Q. What sorts of things do you help patients in Bluff’s inpatient addiction treatment program with?
Christian: When they’re in detox, we provide quiet support, letting them know we’re looking forward to getting to work with them. I’ll reassure them that they did the right thing, and that I’m proud of them. We want to reinforce the decision they made to save their own lives.
After they’ve detoxed and are ready to start therapy, I’ll meet with them one-on-one and in groups, setting goals, working through challenges, being a sounding board, helping them learn to practice self-care.
We also facilitate a lot of phone calls. Some people are on probation and are worried that if they don’t check in they will go to jail. We make sure probation officers know they’re in residential treatment. We work with employers, arranging for FMLA [Family and Medical Leave Act, a federal law that allows up to 12 weeks of unpaid leave for some employees without job loss].

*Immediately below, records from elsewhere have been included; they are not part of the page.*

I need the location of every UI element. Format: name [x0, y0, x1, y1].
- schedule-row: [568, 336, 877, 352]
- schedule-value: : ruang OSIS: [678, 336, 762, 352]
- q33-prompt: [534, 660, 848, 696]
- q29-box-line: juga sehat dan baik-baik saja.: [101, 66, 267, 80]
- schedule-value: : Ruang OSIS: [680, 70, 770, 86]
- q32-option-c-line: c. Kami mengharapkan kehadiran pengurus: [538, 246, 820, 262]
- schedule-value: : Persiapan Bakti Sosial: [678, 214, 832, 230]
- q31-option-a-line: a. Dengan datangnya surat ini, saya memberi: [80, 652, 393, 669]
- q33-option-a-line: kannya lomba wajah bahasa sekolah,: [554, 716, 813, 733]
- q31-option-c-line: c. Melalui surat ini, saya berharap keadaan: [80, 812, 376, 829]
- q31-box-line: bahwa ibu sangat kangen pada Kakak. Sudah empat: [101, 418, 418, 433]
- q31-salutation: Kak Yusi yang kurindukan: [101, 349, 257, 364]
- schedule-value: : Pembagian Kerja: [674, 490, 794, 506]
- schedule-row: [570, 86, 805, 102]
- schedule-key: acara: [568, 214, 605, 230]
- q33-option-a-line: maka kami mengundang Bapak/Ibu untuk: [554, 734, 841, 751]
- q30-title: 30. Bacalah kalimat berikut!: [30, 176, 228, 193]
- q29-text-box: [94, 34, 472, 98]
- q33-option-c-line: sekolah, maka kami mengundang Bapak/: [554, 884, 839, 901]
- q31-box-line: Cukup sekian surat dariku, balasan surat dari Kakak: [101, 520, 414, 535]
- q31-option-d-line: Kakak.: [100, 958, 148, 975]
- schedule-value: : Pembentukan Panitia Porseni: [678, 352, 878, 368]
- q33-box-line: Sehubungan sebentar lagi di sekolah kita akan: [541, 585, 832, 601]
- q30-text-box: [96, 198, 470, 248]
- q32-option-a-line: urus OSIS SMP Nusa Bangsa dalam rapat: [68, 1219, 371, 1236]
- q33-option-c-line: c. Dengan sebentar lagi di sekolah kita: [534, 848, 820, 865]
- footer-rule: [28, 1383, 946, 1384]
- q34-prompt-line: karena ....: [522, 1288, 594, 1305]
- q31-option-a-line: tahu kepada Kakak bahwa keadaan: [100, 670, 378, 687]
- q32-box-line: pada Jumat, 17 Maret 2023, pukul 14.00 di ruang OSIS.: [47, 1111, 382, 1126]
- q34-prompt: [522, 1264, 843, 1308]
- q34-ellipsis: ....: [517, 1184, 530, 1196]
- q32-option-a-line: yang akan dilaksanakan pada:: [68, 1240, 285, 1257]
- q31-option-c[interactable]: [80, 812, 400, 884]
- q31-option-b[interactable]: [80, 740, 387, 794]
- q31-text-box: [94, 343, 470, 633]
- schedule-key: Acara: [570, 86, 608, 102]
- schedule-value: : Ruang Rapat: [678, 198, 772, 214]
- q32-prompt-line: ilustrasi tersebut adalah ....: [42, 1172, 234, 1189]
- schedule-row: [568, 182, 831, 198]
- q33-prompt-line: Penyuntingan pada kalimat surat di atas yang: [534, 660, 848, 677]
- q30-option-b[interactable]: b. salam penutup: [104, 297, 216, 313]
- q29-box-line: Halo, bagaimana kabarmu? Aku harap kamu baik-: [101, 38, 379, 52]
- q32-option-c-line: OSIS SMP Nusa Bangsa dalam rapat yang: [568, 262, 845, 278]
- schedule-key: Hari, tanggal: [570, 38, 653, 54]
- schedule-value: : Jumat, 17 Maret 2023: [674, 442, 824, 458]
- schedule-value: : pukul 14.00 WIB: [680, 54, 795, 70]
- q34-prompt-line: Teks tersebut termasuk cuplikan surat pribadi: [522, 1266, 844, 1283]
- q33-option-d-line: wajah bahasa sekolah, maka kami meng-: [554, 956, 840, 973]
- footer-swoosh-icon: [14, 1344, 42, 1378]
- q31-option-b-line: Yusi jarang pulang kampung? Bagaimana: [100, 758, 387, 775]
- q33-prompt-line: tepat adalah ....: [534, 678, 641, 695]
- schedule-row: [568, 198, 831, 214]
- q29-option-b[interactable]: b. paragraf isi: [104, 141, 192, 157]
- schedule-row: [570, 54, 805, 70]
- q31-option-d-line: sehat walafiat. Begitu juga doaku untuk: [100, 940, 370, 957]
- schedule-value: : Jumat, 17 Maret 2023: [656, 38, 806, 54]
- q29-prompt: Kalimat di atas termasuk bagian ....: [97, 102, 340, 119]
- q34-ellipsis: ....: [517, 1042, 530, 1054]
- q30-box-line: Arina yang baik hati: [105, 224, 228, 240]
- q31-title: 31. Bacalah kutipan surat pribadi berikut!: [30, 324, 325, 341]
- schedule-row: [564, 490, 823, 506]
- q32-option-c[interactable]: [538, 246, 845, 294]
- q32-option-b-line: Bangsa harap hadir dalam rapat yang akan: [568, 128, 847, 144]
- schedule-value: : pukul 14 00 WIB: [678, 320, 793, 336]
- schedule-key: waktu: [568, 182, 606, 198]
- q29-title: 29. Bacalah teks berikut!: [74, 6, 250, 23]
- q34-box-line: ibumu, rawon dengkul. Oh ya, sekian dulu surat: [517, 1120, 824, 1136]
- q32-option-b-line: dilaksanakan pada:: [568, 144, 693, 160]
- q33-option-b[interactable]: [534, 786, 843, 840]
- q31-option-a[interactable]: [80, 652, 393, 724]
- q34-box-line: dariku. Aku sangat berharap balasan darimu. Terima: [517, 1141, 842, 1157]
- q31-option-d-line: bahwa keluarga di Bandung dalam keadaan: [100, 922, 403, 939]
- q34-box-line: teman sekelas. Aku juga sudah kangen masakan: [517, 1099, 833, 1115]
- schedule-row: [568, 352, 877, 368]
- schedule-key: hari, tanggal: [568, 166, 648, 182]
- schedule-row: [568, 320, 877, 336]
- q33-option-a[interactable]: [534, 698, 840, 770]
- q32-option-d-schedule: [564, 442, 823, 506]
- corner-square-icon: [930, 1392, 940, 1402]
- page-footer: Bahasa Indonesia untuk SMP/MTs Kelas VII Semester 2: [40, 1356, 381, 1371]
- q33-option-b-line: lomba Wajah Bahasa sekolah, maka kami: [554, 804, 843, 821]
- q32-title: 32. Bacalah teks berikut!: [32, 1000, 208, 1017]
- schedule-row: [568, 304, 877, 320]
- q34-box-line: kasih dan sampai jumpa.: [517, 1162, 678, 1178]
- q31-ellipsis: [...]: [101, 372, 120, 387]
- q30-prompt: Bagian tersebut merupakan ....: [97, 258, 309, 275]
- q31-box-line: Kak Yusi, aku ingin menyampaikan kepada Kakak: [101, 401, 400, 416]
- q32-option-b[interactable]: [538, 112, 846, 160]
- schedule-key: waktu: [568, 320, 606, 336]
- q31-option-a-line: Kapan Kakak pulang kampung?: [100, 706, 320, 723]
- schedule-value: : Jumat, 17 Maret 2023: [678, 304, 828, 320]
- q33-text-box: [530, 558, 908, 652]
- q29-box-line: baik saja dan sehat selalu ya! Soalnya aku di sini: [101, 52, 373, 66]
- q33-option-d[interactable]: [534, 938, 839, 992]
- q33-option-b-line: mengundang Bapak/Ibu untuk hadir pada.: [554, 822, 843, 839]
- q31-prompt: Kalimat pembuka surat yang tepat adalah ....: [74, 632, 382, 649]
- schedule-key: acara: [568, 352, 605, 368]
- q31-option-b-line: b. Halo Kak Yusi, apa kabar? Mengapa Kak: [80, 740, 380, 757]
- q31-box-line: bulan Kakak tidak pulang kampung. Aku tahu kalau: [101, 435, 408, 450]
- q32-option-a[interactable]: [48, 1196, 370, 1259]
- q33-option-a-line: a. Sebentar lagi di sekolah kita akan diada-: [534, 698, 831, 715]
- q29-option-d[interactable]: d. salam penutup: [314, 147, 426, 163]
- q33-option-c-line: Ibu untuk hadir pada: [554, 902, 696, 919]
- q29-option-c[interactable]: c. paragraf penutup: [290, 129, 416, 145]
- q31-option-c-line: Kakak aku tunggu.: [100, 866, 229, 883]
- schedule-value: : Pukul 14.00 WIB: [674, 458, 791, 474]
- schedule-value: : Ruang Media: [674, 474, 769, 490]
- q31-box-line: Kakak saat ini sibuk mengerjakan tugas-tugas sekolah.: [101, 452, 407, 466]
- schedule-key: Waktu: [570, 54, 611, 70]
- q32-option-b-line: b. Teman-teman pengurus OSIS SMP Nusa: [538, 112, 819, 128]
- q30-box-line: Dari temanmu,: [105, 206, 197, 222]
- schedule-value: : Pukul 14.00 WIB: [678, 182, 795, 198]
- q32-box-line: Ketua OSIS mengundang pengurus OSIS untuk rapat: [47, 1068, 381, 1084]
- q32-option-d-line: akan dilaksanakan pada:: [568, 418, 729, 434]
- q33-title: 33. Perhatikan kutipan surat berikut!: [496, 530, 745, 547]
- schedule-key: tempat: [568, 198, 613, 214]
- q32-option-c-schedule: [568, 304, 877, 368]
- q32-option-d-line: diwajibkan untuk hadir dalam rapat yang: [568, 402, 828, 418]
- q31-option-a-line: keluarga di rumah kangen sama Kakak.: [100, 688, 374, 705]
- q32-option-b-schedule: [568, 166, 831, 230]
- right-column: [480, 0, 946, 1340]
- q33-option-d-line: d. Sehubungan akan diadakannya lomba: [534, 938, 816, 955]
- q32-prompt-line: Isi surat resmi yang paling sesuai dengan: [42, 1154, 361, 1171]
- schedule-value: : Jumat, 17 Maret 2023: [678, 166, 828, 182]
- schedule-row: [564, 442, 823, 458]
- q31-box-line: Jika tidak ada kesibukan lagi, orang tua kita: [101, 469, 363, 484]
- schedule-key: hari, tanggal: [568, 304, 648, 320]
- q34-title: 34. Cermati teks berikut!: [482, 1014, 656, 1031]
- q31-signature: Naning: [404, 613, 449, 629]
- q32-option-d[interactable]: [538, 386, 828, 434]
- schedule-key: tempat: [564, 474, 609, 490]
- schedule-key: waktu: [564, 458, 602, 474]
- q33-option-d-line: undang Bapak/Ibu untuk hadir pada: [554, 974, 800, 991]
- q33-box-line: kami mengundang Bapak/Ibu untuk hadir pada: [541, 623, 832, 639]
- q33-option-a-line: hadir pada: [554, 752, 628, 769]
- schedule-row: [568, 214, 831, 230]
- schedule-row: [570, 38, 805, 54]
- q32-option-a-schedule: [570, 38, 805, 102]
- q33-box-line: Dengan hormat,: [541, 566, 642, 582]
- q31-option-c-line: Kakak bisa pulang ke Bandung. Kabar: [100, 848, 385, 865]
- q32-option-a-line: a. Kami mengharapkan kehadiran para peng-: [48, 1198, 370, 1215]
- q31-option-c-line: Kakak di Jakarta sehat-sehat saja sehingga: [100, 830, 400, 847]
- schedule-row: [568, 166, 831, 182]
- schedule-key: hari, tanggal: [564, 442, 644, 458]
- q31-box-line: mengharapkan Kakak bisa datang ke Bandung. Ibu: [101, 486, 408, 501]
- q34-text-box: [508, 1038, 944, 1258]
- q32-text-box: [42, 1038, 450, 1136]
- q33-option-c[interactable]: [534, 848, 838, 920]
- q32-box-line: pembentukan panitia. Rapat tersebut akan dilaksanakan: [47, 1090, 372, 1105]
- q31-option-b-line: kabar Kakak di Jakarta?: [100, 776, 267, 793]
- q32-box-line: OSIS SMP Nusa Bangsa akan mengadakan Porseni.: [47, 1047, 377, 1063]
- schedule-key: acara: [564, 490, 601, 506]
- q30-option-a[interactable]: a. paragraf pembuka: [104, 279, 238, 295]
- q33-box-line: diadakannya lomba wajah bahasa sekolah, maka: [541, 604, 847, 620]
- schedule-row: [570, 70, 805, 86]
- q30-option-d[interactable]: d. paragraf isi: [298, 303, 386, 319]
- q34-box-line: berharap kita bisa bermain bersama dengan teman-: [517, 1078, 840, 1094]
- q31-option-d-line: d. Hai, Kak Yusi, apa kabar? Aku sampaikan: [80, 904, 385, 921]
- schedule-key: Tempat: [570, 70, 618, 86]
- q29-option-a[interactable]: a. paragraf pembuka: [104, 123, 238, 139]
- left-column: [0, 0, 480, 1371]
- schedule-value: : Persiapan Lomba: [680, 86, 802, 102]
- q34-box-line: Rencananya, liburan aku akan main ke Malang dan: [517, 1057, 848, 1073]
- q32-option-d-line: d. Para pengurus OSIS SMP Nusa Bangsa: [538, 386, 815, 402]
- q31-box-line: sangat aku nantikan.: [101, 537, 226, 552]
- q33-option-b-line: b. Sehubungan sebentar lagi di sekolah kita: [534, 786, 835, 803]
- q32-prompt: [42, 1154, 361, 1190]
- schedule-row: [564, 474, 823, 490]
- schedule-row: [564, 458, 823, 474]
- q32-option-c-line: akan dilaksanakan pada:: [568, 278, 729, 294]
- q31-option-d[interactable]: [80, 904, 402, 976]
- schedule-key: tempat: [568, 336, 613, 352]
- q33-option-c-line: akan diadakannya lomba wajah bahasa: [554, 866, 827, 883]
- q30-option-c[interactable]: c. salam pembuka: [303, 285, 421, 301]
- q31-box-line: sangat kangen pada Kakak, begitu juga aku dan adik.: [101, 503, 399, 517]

Child custody calls, and calls to people’s exes, are some of the most difficult calls we make. People in treatment are often very worried that they’re going to lose access to their children. That does happen. But we let them know that they are surrounded by clinical and medical professionals who can help facilitate those conversations, and come up with creative solutions going forward. We let patients know that they can come back from this. Losing custody of their children does not have to be permanent. Our goal is to remove barriers to them staying in treatment, and reduce stress so that they can focus on treatment.
Q. What sorts of things do patients in the intensive outpatient programs need help with?
Amanda: In IOP, they’re beginning to move toward heading back out into the workplace. There’s a lot to do to get them ready. Personal hygiene may have fallen by the wayside. Self-care is a very big thing – eating right, getting enough sleep, incorporating yoga or exercise into a daily routine.
We also develop risk management plans. We look at all of the situations that are potential triggers and figure out ways to combat them. Maybe there was a certain place they used to park for work and score drugs at the same time. If they park there, it may lead to feeling triggered, so we come up with ways to avoid that.
Job skills – searching for jobs, writing a resume, interviewing – are also important. If someone is returning to their old job, we prepare them for what to say to co-workers, and role play how to handle questions honestly but without feeling pressure to ‘over-disclose.’
Q. Do you think your personal experience with addiction helps you help others?
Christian: Yes, absolutely. When I talk about the darkness of depression, or the real terror that goes along with thinking about committing suicide, or that compulsion of wanting to go to the bar or the liquor store, people know that I know exactly where they’re been. When we sit in a room together with our residents and they know I really get it, they start to open up and get honest with themselves, which is an important part of healing.
Amanda: When you’re an addict, you can feel so alone. There is shame and guilt associated it with. You can feel you’re an awful person. It can be hard to talk about it. If I share a little bit of my own story, it opens the door for them to say, ‘You get it. Let me tell you about me.’ I can bring that back to the treatment team, so that the therapist can have a more strategic game plan on how to reach that person. We are adjuncts to the clinical team.
Q. What do you find most rewarding about the job?
Christian: My favorite thing is watching that light show back up in their eyes and that first smile.
Amanda: I love it when they start to realize they don’t have to live in the chaos, there is a better way. In addiction, you get comfortable with the chaos. It’s the devil you know. Change and growth is difficult for anybody. But when they get involved in their own recovery, it’s like, yeah! The angels start singing and the shaft of lights comes down and it’s absolutely amazing. When I see that spark, that’s what drives me.